AnalyticsInteractive SQL Queries on S3 Data

Athena is a serverless query engine that lets you ask SQL questions directly against files in S3. It provides an exploratory analysis layer without first loading that data into another store.

Architecture Diagram

📊 Data Flow

Dashed line animations indicate the flow direction of data or requests

Why do you need it?

If logs and event files already live in S3 but every simple question still requires preparing a separate analytics cluster, the first step of analysis becomes heavier than it should be. When you cannot query files directly, even small investigations start late.

Why did this approach emerge?

In the past, even small queries against logs or data lakes required provisioning analysis servers. To reduce this setup cost, serverless analysis models like Athena, which query stored files as-is, emerged.

How does it work inside?

Athena scans S3 data directly, executes SQL queries, and stores results back in S3. Schema information references the Glue Data Catalog, and you can start querying without first building an ETL pipeline, with BI tools able to consume the results afterward.
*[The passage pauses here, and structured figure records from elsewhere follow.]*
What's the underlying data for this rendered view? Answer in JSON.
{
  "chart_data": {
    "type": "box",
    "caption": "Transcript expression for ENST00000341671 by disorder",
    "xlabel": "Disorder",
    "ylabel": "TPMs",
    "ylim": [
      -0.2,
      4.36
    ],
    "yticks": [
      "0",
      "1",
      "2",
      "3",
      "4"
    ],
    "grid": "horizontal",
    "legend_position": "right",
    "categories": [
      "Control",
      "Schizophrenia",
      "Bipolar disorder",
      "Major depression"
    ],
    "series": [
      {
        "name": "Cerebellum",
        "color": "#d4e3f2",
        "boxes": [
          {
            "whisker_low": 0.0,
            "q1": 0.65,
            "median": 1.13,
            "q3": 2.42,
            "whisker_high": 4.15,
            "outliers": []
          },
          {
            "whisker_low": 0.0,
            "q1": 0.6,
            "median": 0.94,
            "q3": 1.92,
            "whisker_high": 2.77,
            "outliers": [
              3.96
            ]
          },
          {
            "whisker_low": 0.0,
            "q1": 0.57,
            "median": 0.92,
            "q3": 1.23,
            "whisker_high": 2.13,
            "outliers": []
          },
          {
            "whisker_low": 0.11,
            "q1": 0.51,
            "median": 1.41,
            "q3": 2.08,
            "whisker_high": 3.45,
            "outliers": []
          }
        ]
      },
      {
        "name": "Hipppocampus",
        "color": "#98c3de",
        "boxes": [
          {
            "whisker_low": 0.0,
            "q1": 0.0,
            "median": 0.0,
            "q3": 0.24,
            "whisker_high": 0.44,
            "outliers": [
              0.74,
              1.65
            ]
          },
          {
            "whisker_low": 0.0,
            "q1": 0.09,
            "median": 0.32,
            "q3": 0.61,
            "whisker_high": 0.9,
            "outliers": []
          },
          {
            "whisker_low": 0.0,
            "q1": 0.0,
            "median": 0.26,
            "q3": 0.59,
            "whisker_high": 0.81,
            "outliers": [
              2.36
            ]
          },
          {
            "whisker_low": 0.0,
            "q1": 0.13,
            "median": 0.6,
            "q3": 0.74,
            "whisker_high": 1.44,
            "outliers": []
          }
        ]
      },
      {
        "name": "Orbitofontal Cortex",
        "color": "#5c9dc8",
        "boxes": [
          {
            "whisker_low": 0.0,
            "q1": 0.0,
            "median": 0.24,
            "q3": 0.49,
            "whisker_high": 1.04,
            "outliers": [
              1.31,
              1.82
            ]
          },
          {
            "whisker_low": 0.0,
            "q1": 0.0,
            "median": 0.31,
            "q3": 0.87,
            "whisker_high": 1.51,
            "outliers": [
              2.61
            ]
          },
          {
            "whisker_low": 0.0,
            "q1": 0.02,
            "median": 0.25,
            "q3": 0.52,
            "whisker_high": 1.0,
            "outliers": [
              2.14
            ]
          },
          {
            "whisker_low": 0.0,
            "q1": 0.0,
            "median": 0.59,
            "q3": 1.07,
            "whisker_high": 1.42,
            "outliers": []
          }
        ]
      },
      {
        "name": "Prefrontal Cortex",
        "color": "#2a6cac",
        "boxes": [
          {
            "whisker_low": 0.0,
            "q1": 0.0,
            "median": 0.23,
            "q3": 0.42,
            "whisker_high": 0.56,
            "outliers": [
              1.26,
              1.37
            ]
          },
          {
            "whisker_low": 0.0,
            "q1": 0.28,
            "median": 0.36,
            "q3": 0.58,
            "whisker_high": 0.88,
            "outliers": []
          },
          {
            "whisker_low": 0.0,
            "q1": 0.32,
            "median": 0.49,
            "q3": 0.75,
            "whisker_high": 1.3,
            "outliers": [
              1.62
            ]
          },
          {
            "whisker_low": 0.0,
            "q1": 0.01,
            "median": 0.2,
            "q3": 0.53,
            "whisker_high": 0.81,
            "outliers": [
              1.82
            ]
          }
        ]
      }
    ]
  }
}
What is it often confused with?

Athena and Redshift both support SQL analytics, but the usage pattern is different. Athena is a serverless query engine that reads files directly, while Redshift is a warehouse where data is loaded for repeated analysis. If the key need is querying S3 files without loading them first, look at Athena; if the key need is repeated reporting on prepared data, look at Redshift.

When should you use it?

Well-suited for log exploration, ad-hoc data lake analysis, investigative SQL, and initial batch report validation where you need to ask questions directly over stored files. Not a good fit for repetitive heavy aggregations requiring fast performance.